Jak informuje oficer dyżurny straży pożarnej, nikt nie odniósł obrażeń. Kierowca TIR-a wyszedł z samochodu o własnych siłach i w chwili przyjazdu służb był na zewnątrz.
Droga cały czas była przejezdna.
Aktualizacja:
Jak wynika z ustaleń policji, kierujący samochodem ciężarowym marki Volvo z naczepą, 33- letni mieszkaniec pow. częstochowskiego, jadąc obwodnicą drogi krajowej nr 7 w kierunku Gdańska, zjechał na prawe pobocze a następnie do rowu i uderzył w drzewo. Prawdopodobną przyczyna zdarzenia mogło być zaśnięcie za kierownicą. Pomimo rozbitej kabiny, kierowcy nic się nie stało. Utrudnienia w ruchu na drodze krajowej związane były z usunięciem pojazdu ciężarowego z rowu.
Fot. KPP Mława
Romek po kraju jezdzi 🙂 2 dni po wypadku pojechal w trase! Usnol bo spac mu sie chcialo, Tacho czyste! a jak sluzby przyjechaly to stal z boku i fajke palil 🙂 zdaza sie, nic nikomu sie nie stalo i to najwazniejsze
Już nie wspomnę o tym jak przejedzie się ulicę rozładunku i trzeba zawrócić.
Przecież zawrócenie i nadrobienie 10 km dla biznesmenów to koniec świata.
Zaraz obciążenie za paliwo, pół godziny krzyku do słuchawki, czy straszenie wyrzuceniem z pracy.
A sami potrafią tylko swoje grube brzuchy wsadzić za kierownicę Mercedesa i Porsche.
W Niemczech pauza to jest pauza czy to krótka czy weekendowa, to jest rzecz święta.
A u nas? Szefie czas pracy mi się kończy nie zdążę. Wyjmij tarczkę i jedź bez albo włóż nową, a stare wyrzuć albo przyłóż magnes jeśli jedziesz na elektronicznym. Zrobisz tak czy mam szukać innego kierowcy od jutra?
Realia tirów i każdy kto ma lub miał z tym styczność wie jak to wygląda.
Zapomniałem dodać te ich śmieszne zarobki. W obecnych czasach prawo jazdy kosztuje 9800zł w tym C, C+E, kurs na przewóz rzeczy, karta kierowcy, badania lekarskie psychologiczne, egzaminy itp.
I nagle dziwnym trafem w całej okolicy panuje jedna stawka 3500-4000zł. Parodia. Za jazdę ciągle na przegince, zero czasu pracy, zero diet, spanie w kabinie, jedzenie w kabinie.

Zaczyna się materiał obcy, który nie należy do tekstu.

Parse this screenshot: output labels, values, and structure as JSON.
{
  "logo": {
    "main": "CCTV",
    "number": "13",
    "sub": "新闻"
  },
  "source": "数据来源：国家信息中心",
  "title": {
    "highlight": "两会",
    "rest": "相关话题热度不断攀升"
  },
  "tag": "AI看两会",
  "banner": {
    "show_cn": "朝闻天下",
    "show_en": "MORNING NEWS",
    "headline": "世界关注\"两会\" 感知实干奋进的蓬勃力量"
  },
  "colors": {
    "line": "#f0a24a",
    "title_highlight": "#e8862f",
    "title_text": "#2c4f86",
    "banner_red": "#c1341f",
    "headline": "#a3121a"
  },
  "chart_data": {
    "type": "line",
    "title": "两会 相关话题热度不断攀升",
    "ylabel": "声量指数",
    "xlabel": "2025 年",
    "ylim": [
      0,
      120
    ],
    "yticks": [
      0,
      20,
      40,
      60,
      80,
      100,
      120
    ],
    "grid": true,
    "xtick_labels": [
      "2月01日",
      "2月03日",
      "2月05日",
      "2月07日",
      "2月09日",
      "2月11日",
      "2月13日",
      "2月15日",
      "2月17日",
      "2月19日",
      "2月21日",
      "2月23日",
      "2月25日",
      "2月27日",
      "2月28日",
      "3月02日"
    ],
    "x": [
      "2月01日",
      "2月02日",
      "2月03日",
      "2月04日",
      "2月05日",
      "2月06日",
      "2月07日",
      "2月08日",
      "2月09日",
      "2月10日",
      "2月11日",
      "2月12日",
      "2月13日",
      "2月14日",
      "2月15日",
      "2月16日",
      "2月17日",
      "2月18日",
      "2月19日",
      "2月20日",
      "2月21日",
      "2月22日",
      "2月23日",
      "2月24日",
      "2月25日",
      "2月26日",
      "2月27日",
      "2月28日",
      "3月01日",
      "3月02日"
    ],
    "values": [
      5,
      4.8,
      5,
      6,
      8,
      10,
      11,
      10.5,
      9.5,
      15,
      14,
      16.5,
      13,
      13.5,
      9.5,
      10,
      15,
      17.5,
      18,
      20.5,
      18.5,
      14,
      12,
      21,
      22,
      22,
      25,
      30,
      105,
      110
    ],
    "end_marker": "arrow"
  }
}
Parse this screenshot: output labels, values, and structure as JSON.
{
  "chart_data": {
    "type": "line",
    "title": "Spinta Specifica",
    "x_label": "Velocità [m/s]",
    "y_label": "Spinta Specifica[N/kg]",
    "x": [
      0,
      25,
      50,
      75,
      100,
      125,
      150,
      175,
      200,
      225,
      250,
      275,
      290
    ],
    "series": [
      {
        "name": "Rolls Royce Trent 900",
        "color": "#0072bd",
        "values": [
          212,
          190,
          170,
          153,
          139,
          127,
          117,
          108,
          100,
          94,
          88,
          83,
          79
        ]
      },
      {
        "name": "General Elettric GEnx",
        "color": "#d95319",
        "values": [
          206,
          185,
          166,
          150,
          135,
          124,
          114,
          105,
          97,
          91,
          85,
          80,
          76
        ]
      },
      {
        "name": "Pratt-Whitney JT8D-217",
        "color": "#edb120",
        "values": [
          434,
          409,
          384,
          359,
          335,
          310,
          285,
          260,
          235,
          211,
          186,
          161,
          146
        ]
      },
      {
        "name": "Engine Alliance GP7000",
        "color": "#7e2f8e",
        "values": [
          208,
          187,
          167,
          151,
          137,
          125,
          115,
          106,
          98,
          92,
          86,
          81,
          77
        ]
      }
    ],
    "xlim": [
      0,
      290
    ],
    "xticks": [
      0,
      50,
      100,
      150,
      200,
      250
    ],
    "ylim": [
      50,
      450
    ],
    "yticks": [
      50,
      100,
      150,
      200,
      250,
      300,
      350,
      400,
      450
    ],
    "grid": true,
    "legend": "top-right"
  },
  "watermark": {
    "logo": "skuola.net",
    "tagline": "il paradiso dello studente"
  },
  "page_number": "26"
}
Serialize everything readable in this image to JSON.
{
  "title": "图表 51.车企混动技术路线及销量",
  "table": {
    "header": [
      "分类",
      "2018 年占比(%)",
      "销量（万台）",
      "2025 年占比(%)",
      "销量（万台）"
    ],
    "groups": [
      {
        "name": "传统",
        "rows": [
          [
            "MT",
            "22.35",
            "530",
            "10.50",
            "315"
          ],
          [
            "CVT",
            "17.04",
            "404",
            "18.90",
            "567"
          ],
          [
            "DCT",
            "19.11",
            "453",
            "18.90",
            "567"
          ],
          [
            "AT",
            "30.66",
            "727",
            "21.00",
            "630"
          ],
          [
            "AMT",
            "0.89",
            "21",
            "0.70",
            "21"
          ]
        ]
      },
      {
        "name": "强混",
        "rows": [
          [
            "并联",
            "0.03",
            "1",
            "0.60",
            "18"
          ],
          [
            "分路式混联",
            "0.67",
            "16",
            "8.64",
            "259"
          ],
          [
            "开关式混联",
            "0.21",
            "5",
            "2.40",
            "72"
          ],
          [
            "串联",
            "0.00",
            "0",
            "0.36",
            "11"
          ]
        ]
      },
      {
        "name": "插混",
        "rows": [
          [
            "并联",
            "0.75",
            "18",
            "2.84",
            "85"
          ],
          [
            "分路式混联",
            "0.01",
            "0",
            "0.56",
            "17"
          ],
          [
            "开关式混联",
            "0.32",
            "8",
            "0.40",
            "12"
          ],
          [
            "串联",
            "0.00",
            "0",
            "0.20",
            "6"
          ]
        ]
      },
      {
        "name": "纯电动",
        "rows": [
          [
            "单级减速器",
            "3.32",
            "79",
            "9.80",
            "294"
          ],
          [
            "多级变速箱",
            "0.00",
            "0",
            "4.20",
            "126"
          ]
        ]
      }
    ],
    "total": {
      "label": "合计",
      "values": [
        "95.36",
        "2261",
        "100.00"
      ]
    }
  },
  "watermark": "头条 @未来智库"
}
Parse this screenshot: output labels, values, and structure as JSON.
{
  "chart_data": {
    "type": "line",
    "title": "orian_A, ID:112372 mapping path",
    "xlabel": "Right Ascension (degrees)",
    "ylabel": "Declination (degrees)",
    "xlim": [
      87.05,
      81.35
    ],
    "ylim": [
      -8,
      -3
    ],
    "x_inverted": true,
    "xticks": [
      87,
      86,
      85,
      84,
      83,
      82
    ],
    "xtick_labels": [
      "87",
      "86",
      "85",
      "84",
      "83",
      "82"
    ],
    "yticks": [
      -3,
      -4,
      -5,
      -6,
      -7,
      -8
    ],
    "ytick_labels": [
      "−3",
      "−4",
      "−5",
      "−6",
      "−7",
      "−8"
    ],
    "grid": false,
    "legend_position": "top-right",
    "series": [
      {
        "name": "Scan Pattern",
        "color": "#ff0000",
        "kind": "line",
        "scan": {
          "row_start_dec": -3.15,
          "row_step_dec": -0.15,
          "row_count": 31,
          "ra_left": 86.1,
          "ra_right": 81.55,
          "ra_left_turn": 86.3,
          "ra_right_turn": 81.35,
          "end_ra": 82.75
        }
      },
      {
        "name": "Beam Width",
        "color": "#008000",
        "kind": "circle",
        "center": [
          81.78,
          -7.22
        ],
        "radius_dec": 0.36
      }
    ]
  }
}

Ale biznesmeni mają po kilkanaście, kilkadziesiąt tirów i sami mercedesami mogą jeździć i zyski zbierać.
Tak to jest jak wszyscy prywaciarze wielcy biznesmeni.
Dlaczego wg. nikt nie kontroluje firm jeżeli chodzi o przepisy.
Każdy dobrze wie jak wygląda standard na tirach. Tarczka za okno, wkłada się nową i jedzie na urlopówce albo magnes jeżeli na tachograf elektroniczny. Żadnych diet, kierowcy ciągle przemęczeni. Postaw się to już jutro nie pracujesz. Jeżeli nie zaczną dobrze kontrolować firm i nakładać olbrzymich kar to nic się nie zmieni.